The modern reclamation of Esoteric Buddhism by Chinese Buddhists, commonly referred to as “The Tantric Revival,” began in China during the waning days of the Qing dynasty (1664–1912) and has since blossomed into a global phenomenon consisting of both independent and loosely interconnected communities in China, Taiwan, Hong Kong, Malaysia, and the Unites States. Despite this diversity, the architects of the revival are united by their desire to resurrect what they perceive as an extinct form of Chinese religiosity—referred to as “Tang-dynasty esotericism” (tangmi唐密), “the esoteric school” (mizong密宗), or more commonly “Zhenyan” (真言)—that they believe disappeared from the Chinese Buddhist landscape after the Tang dynasty. The revival began during the late Qing dynasty and early Republican period (1912–1949), when Chinese Buddhists started studying Esoteric Buddhism in Japan and Tibet, where forms of Esoteric Buddhism have thrived unabated for centuries. However, interest in Japanese Esoteric Buddhism quickly waned, and the popularity of Tibetan Vajrayāna eventually superseded the desire to resurrect Tang-dynasty Zhenyan. Moreover, no independent Chinese chain of Esoteric Buddhist transmission was established during this time. Thus, the first phase of the Tantric Revival, in a sense, failed.
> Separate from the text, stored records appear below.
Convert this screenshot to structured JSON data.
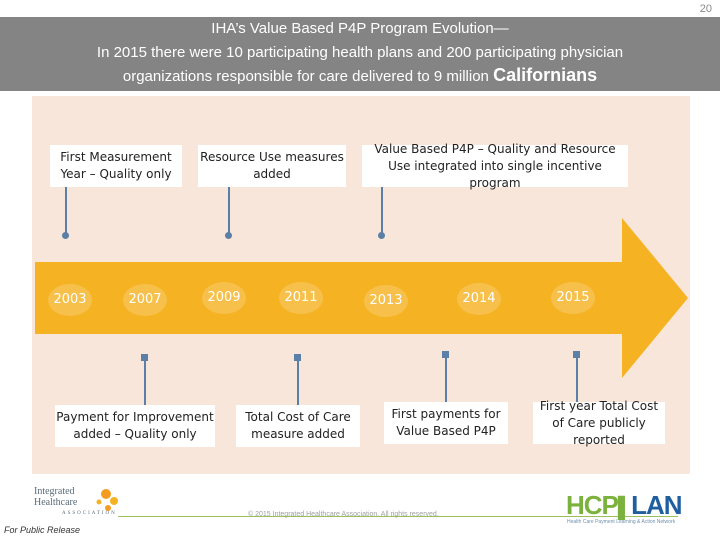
{
  "page_number": "20",
  "title": {
    "line1": "IHA’s Value Based P4P Program Evolution—",
    "line2": "In 2015 there were 10 participating health plans and 200 participating physician",
    "line3_main": "organizations responsible for care delivered to 9 million ",
    "line3_big": "Californians"
  },
  "top_boxes": [
    {
      "text": "First Measurement Year – Quality only"
    },
    {
      "text": "Resource Use measures added"
    },
    {
      "text": "Value Based P4P – Quality and Resource Use integrated into single incentive program"
    }
  ],
  "bottom_boxes": [
    {
      "text": "Payment for Improvement added – Quality only"
    },
    {
      "text": "Total Cost of Care measure added"
    },
    {
      "text": "First payments for Value Based P4P"
    },
    {
      "text": "First year Total Cost of Care publicly reported"
    }
  ],
  "years": [
    "2003",
    "2007",
    "2009",
    "2011",
    "2013",
    "2014",
    "2015"
  ],
  "footer": {
    "copyright": "© 2015 Integrated Healthcare Association. All rights reserved.",
    "for_public_release": "For Public Release",
    "iha_logo_line1": "Integrated",
    "iha_logo_line2": "Healthcare",
    "iha_logo_line3": "ASSOCIATION",
    "hcp_logo_hcp": "HCP",
    "hcp_logo_lan": "LAN",
    "hcp_logo_sub": "Health Care Payment Learning & Action Network"
  },
  "colors": {
    "title_bar": "#848484",
    "panel": "#f9e6da",
    "arrow": "#f5b324",
    "connector": "#5b7fa6"
  }
}
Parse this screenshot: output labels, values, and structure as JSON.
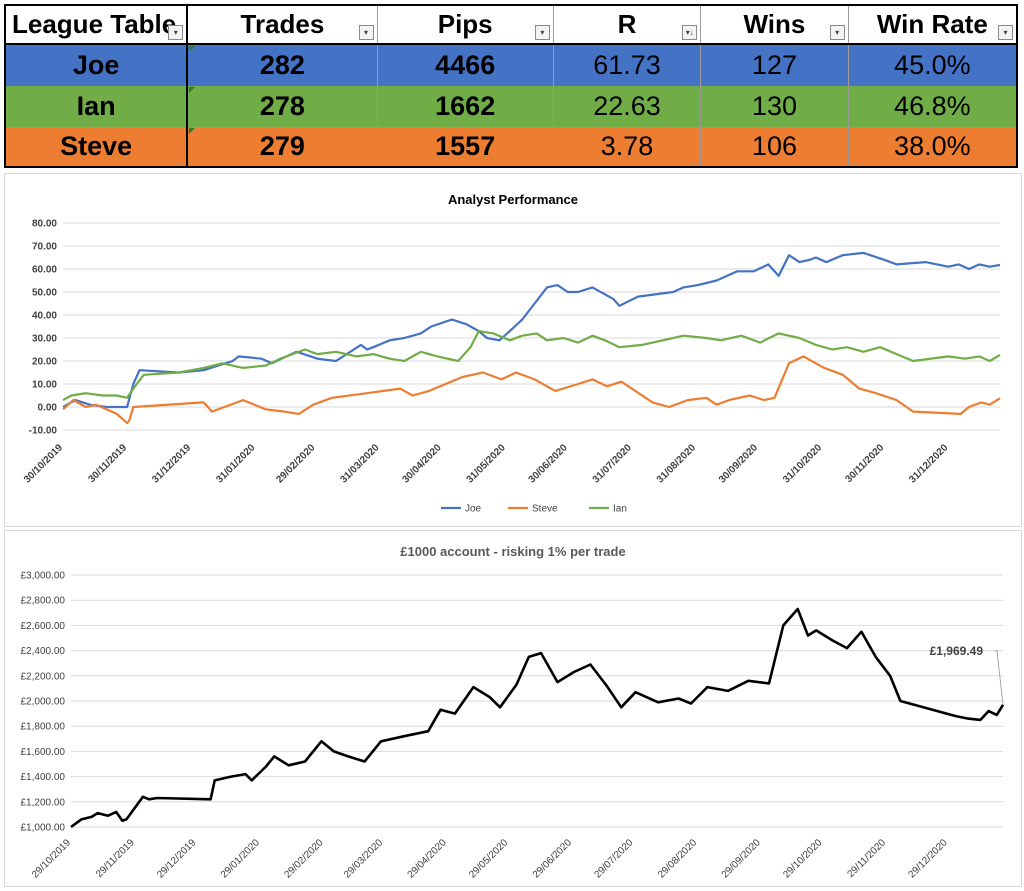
{
  "league_table": {
    "headers": [
      "League Table",
      "Trades",
      "Pips",
      "R",
      "Wins",
      "Win Rate"
    ],
    "rows": [
      {
        "name": "Joe",
        "trades": "282",
        "pips": "4466",
        "r": "61.73",
        "wins": "127",
        "win_rate": "45.0%",
        "color": "#4472c4"
      },
      {
        "name": "Ian",
        "trades": "278",
        "pips": "1662",
        "r": "22.63",
        "wins": "130",
        "win_rate": "46.8%",
        "color": "#70ad47"
      },
      {
        "name": "Steve",
        "trades": "279",
        "pips": "1557",
        "r": "3.78",
        "wins": "106",
        "win_rate": "38.0%",
        "color": "#ed7d31"
      }
    ]
  },
  "chart_data": [
    {
      "type": "line",
      "title": "Analyst Performance",
      "ylim": [
        -10,
        80
      ],
      "yticks": [
        "-10.00",
        "0.00",
        "10.00",
        "20.00",
        "30.00",
        "40.00",
        "50.00",
        "60.00",
        "70.00",
        "80.00"
      ],
      "xlim": [
        "2019-10-30",
        "2021-01-25"
      ],
      "xticks": [
        "30/10/2019",
        "30/11/2019",
        "31/12/2019",
        "31/01/2020",
        "29/02/2020",
        "31/03/2020",
        "30/04/2020",
        "31/05/2020",
        "30/06/2020",
        "31/07/2020",
        "31/08/2020",
        "30/09/2020",
        "31/10/2020",
        "30/11/2020",
        "31/12/2020"
      ],
      "grid": true,
      "legend_position": "bottom",
      "series": [
        {
          "name": "Joe",
          "color": "#4472c4",
          "x": [
            "2019-10-30",
            "2019-11-05",
            "2019-11-12",
            "2019-11-20",
            "2019-11-25",
            "2019-11-30",
            "2019-12-03",
            "2019-12-06",
            "2019-12-25",
            "2020-01-06",
            "2020-01-20",
            "2020-01-23",
            "2020-02-03",
            "2020-02-08",
            "2020-02-15",
            "2020-02-20",
            "2020-03-01",
            "2020-03-10",
            "2020-03-22",
            "2020-03-25",
            "2020-03-28",
            "2020-04-05",
            "2020-04-12",
            "2020-04-20",
            "2020-04-25",
            "2020-05-05",
            "2020-05-12",
            "2020-05-18",
            "2020-05-22",
            "2020-05-28",
            "2020-06-02",
            "2020-06-08",
            "2020-06-14",
            "2020-06-20",
            "2020-06-25",
            "2020-06-30",
            "2020-07-05",
            "2020-07-12",
            "2020-07-18",
            "2020-07-22",
            "2020-07-25",
            "2020-08-03",
            "2020-08-20",
            "2020-08-25",
            "2020-09-01",
            "2020-09-10",
            "2020-09-20",
            "2020-09-28",
            "2020-10-05",
            "2020-10-10",
            "2020-10-15",
            "2020-10-20",
            "2020-10-25",
            "2020-10-28",
            "2020-11-02",
            "2020-11-10",
            "2020-11-20",
            "2020-11-30",
            "2020-12-06",
            "2020-12-20",
            "2020-12-31",
            "2021-01-05",
            "2021-01-10",
            "2021-01-15",
            "2021-01-20",
            "2021-01-25"
          ],
          "y": [
            0,
            3,
            1,
            0,
            0,
            0,
            10,
            16,
            15,
            16,
            20,
            22,
            21,
            19,
            22,
            24,
            21,
            20,
            27,
            25,
            26,
            29,
            30,
            32,
            35,
            38,
            36,
            33,
            30,
            29,
            33,
            38,
            45,
            52,
            53,
            50,
            50,
            52,
            49,
            47,
            44,
            48,
            50,
            52,
            53,
            55,
            59,
            59,
            62,
            57,
            66,
            63,
            64,
            65,
            63,
            66,
            67,
            64,
            62,
            63,
            61,
            62,
            60,
            62,
            61,
            61.73
          ]
        },
        {
          "name": "Steve",
          "color": "#ed7d31",
          "x": [
            "2019-10-30",
            "2019-11-04",
            "2019-11-10",
            "2019-11-15",
            "2019-11-20",
            "2019-11-25",
            "2019-11-30",
            "2019-12-01",
            "2019-12-03",
            "2020-01-06",
            "2020-01-10",
            "2020-01-25",
            "2020-02-05",
            "2020-02-14",
            "2020-02-21",
            "2020-02-28",
            "2020-03-08",
            "2020-03-25",
            "2020-04-10",
            "2020-04-16",
            "2020-04-24",
            "2020-05-10",
            "2020-05-20",
            "2020-05-29",
            "2020-06-05",
            "2020-06-14",
            "2020-06-24",
            "2020-07-05",
            "2020-07-12",
            "2020-07-19",
            "2020-07-26",
            "2020-08-10",
            "2020-08-18",
            "2020-08-27",
            "2020-09-05",
            "2020-09-10",
            "2020-09-16",
            "2020-09-26",
            "2020-10-03",
            "2020-10-08",
            "2020-10-15",
            "2020-10-22",
            "2020-11-01",
            "2020-11-10",
            "2020-11-18",
            "2020-11-26",
            "2020-12-06",
            "2020-12-14",
            "2021-01-06",
            "2021-01-10",
            "2021-01-16",
            "2021-01-20",
            "2021-01-25"
          ],
          "y": [
            -1,
            3,
            0,
            1,
            -1,
            -3,
            -7,
            -6,
            0,
            2,
            -2,
            3,
            -1,
            -2,
            -3,
            1,
            4,
            6,
            8,
            5,
            7,
            13,
            15,
            12,
            15,
            12,
            7,
            10,
            12,
            9,
            11,
            2,
            0,
            3,
            4,
            1,
            3,
            5,
            3,
            4,
            19,
            22,
            17,
            14,
            8,
            6,
            3,
            -2,
            -3,
            0,
            2,
            1,
            3.78
          ]
        },
        {
          "name": "Ian",
          "color": "#70ad47",
          "x": [
            "2019-10-30",
            "2019-11-03",
            "2019-11-10",
            "2019-11-18",
            "2019-11-25",
            "2019-11-30",
            "2019-12-03",
            "2019-12-08",
            "2019-12-25",
            "2020-01-06",
            "2020-01-15",
            "2020-01-25",
            "2020-02-05",
            "2020-02-12",
            "2020-02-18",
            "2020-02-24",
            "2020-03-01",
            "2020-03-10",
            "2020-03-20",
            "2020-03-28",
            "2020-04-05",
            "2020-04-12",
            "2020-04-20",
            "2020-04-28",
            "2020-05-08",
            "2020-05-14",
            "2020-05-18",
            "2020-05-25",
            "2020-06-02",
            "2020-06-08",
            "2020-06-15",
            "2020-06-20",
            "2020-06-28",
            "2020-07-05",
            "2020-07-12",
            "2020-07-18",
            "2020-07-25",
            "2020-08-05",
            "2020-08-15",
            "2020-08-25",
            "2020-09-05",
            "2020-09-12",
            "2020-09-22",
            "2020-10-01",
            "2020-10-10",
            "2020-10-20",
            "2020-10-28",
            "2020-11-05",
            "2020-11-12",
            "2020-11-20",
            "2020-11-28",
            "2020-12-06",
            "2020-12-14",
            "2020-12-31",
            "2021-01-08",
            "2021-01-15",
            "2021-01-20",
            "2021-01-25"
          ],
          "y": [
            3,
            5,
            6,
            5,
            5,
            4,
            8,
            14,
            15,
            17,
            19,
            17,
            18,
            21,
            23,
            25,
            23,
            24,
            22,
            23,
            21,
            20,
            24,
            22,
            20,
            26,
            33,
            32,
            29,
            31,
            32,
            29,
            30,
            28,
            31,
            29,
            26,
            27,
            29,
            31,
            30,
            29,
            31,
            28,
            32,
            30,
            27,
            25,
            26,
            24,
            26,
            23,
            20,
            22,
            21,
            22,
            20,
            22.63
          ]
        }
      ]
    },
    {
      "type": "line",
      "title": "£1000 account - risking 1% per trade",
      "ylim": [
        1000,
        3000
      ],
      "yticks": [
        "£1,000.00",
        "£1,200.00",
        "£1,400.00",
        "£1,600.00",
        "£1,800.00",
        "£2,000.00",
        "£2,200.00",
        "£2,400.00",
        "£2,600.00",
        "£2,800.00",
        "£3,000.00"
      ],
      "xlim": [
        "2019-10-29",
        "2021-01-25"
      ],
      "xticks": [
        "29/10/2019",
        "29/11/2019",
        "29/12/2019",
        "29/01/2020",
        "29/02/2020",
        "29/03/2020",
        "29/04/2020",
        "29/05/2020",
        "29/06/2020",
        "29/07/2020",
        "29/08/2020",
        "29/09/2020",
        "29/10/2020",
        "29/11/2020",
        "29/12/2020"
      ],
      "grid": true,
      "annotation": "£1,969.49",
      "series": [
        {
          "name": "",
          "color": "#000000",
          "x": [
            "2019-10-29",
            "2019-11-03",
            "2019-11-08",
            "2019-11-11",
            "2019-11-16",
            "2019-11-20",
            "2019-11-23",
            "2019-11-25",
            "2019-12-03",
            "2019-12-06",
            "2019-12-10",
            "2020-01-05",
            "2020-01-07",
            "2020-01-15",
            "2020-01-22",
            "2020-01-25",
            "2020-02-01",
            "2020-02-05",
            "2020-02-12",
            "2020-02-20",
            "2020-02-28",
            "2020-03-05",
            "2020-03-12",
            "2020-03-20",
            "2020-03-28",
            "2020-04-08",
            "2020-04-20",
            "2020-04-26",
            "2020-05-03",
            "2020-05-12",
            "2020-05-20",
            "2020-05-25",
            "2020-06-02",
            "2020-06-08",
            "2020-06-14",
            "2020-06-22",
            "2020-06-30",
            "2020-07-08",
            "2020-07-16",
            "2020-07-23",
            "2020-07-30",
            "2020-08-10",
            "2020-08-20",
            "2020-08-26",
            "2020-09-03",
            "2020-09-13",
            "2020-09-23",
            "2020-10-03",
            "2020-10-10",
            "2020-10-17",
            "2020-10-22",
            "2020-10-26",
            "2020-11-03",
            "2020-11-10",
            "2020-11-17",
            "2020-11-24",
            "2020-12-01",
            "2020-12-06",
            "2021-01-02",
            "2021-01-08",
            "2021-01-14",
            "2021-01-18",
            "2021-01-22",
            "2021-01-25"
          ],
          "y": [
            1000,
            1060,
            1080,
            1110,
            1090,
            1120,
            1050,
            1060,
            1240,
            1220,
            1230,
            1220,
            1370,
            1400,
            1420,
            1370,
            1480,
            1560,
            1490,
            1520,
            1680,
            1600,
            1560,
            1520,
            1680,
            1720,
            1760,
            1930,
            1900,
            2110,
            2030,
            1950,
            2130,
            2350,
            2380,
            2150,
            2230,
            2290,
            2120,
            1950,
            2070,
            1990,
            2020,
            1980,
            2110,
            2080,
            2160,
            2140,
            2600,
            2730,
            2520,
            2560,
            2480,
            2420,
            2550,
            2350,
            2200,
            2000,
            1880,
            1860,
            1850,
            1920,
            1890,
            1969.49
          ]
        }
      ]
    }
  ]
}
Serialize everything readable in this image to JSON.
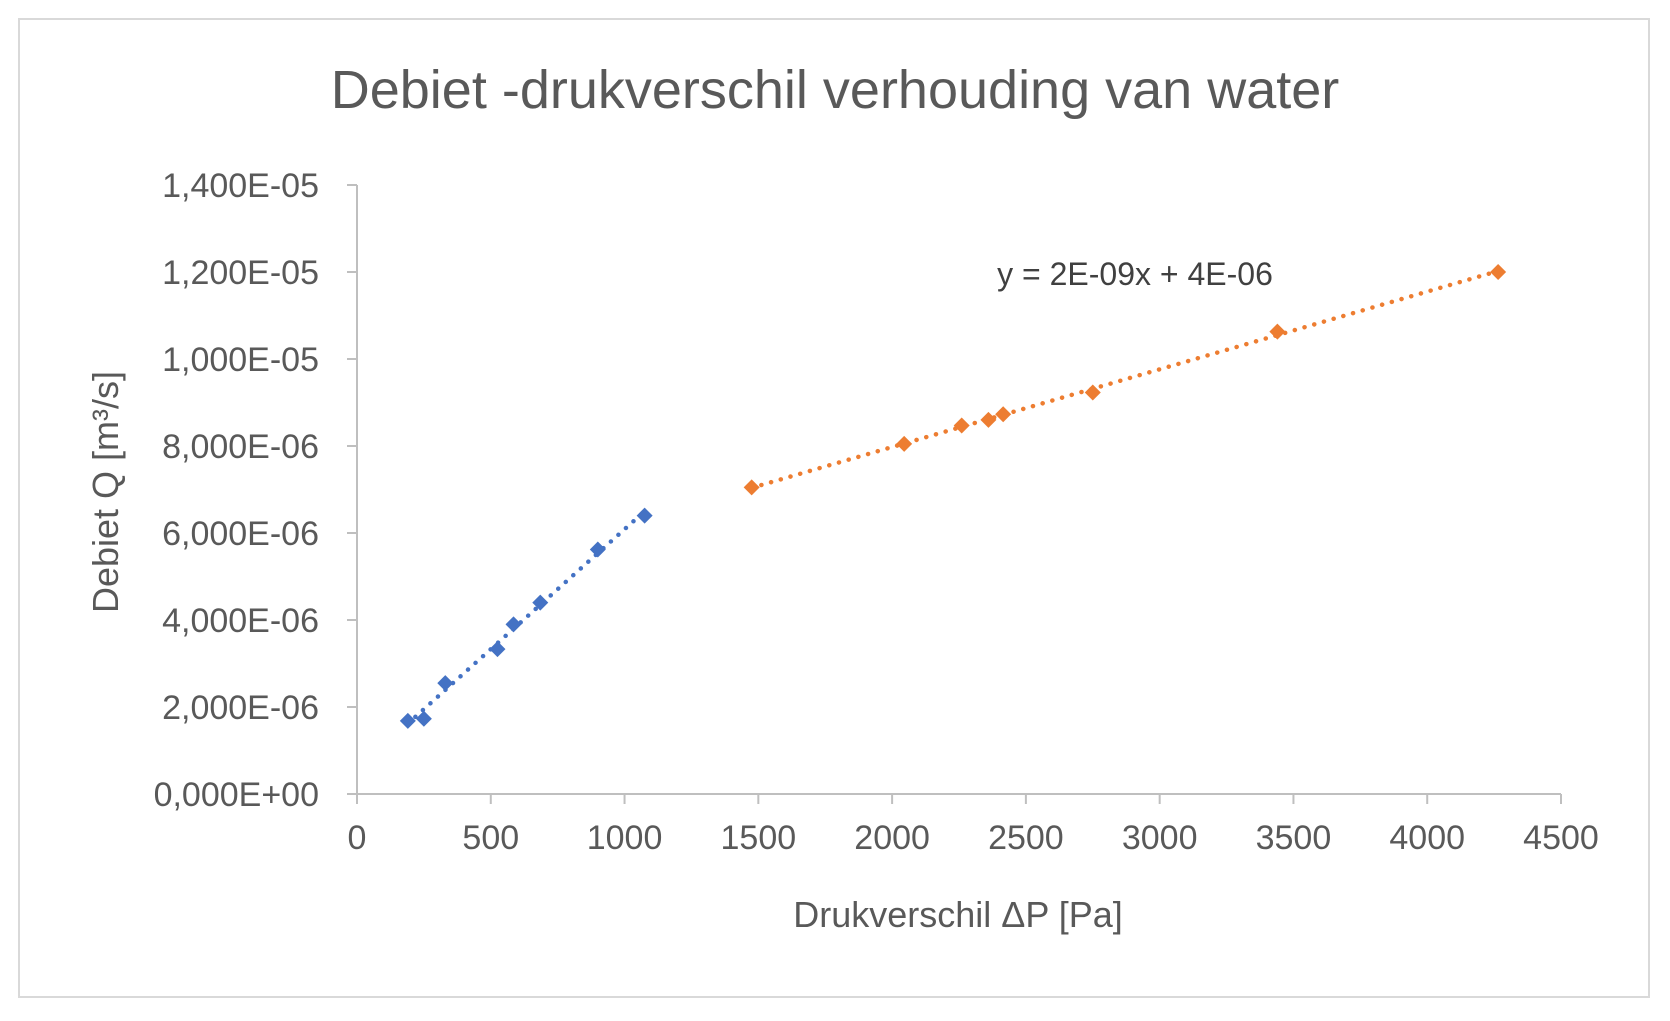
{
  "chart_data": {
    "type": "scatter",
    "title": "Debiet -drukverschil verhouding van water",
    "xlabel": "Drukverschil ΔP [Pa]",
    "ylabel": "Debiet Q [m³/s]",
    "xlim": [
      0,
      4500
    ],
    "ylim": [
      0,
      1.4e-05
    ],
    "x_ticks": [
      "0",
      "500",
      "1000",
      "1500",
      "2000",
      "2500",
      "3000",
      "3500",
      "4000",
      "4500"
    ],
    "y_ticks": [
      "0,000E+00",
      "2,000E-06",
      "4,000E-06",
      "6,000E-06",
      "8,000E-06",
      "1,000E-05",
      "1,200E-05",
      "1,400E-05"
    ],
    "grid": false,
    "legend": "none",
    "series": [
      {
        "color": "#4472c4",
        "marker": "diamond",
        "trendline": "dotted-linear",
        "points": [
          {
            "x": 190,
            "y": 1.68e-06
          },
          {
            "x": 250,
            "y": 1.73e-06
          },
          {
            "x": 330,
            "y": 2.55e-06
          },
          {
            "x": 525,
            "y": 3.33e-06
          },
          {
            "x": 585,
            "y": 3.9e-06
          },
          {
            "x": 685,
            "y": 4.4e-06
          },
          {
            "x": 900,
            "y": 5.62e-06
          },
          {
            "x": 1075,
            "y": 6.4e-06
          }
        ]
      },
      {
        "color": "#ed7d31",
        "marker": "diamond",
        "trendline": "dotted-linear",
        "equation": "y = 2E-09x + 4E-06",
        "points": [
          {
            "x": 1475,
            "y": 7.05e-06
          },
          {
            "x": 2045,
            "y": 8.05e-06
          },
          {
            "x": 2260,
            "y": 8.47e-06
          },
          {
            "x": 2360,
            "y": 8.6e-06
          },
          {
            "x": 2415,
            "y": 8.73e-06
          },
          {
            "x": 2750,
            "y": 9.23e-06
          },
          {
            "x": 3440,
            "y": 1.063e-05
          },
          {
            "x": 4265,
            "y": 1.2e-05
          }
        ]
      }
    ]
  }
}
Beginning in the 1970s, however, the importation of Tibetan Buddhism to Taiwan renewed the desire to resurrect—as they saw it—Tang-dynasty Chinese Esoteric Buddhism and essentially revived the revival. Similar to the early Qing-dynasty and Republican-period revivalists who left China to study Esoteric Buddhism abroad, a number of Taiwanese monks traveled to Kōyasan, Japan, where they were ordained as priests within the Japanese Buddhist tradition of Shingon, which descends from the original form of Esoteric Buddhism in China. However, unlike their Chinese-revivalist predecessors, some of these monks were successful in establishing independent and self-propagating Zhenyan lineages. Moreover, a number of their students went on to establish their own Chinese Esoteric Buddhist communities throughout the world.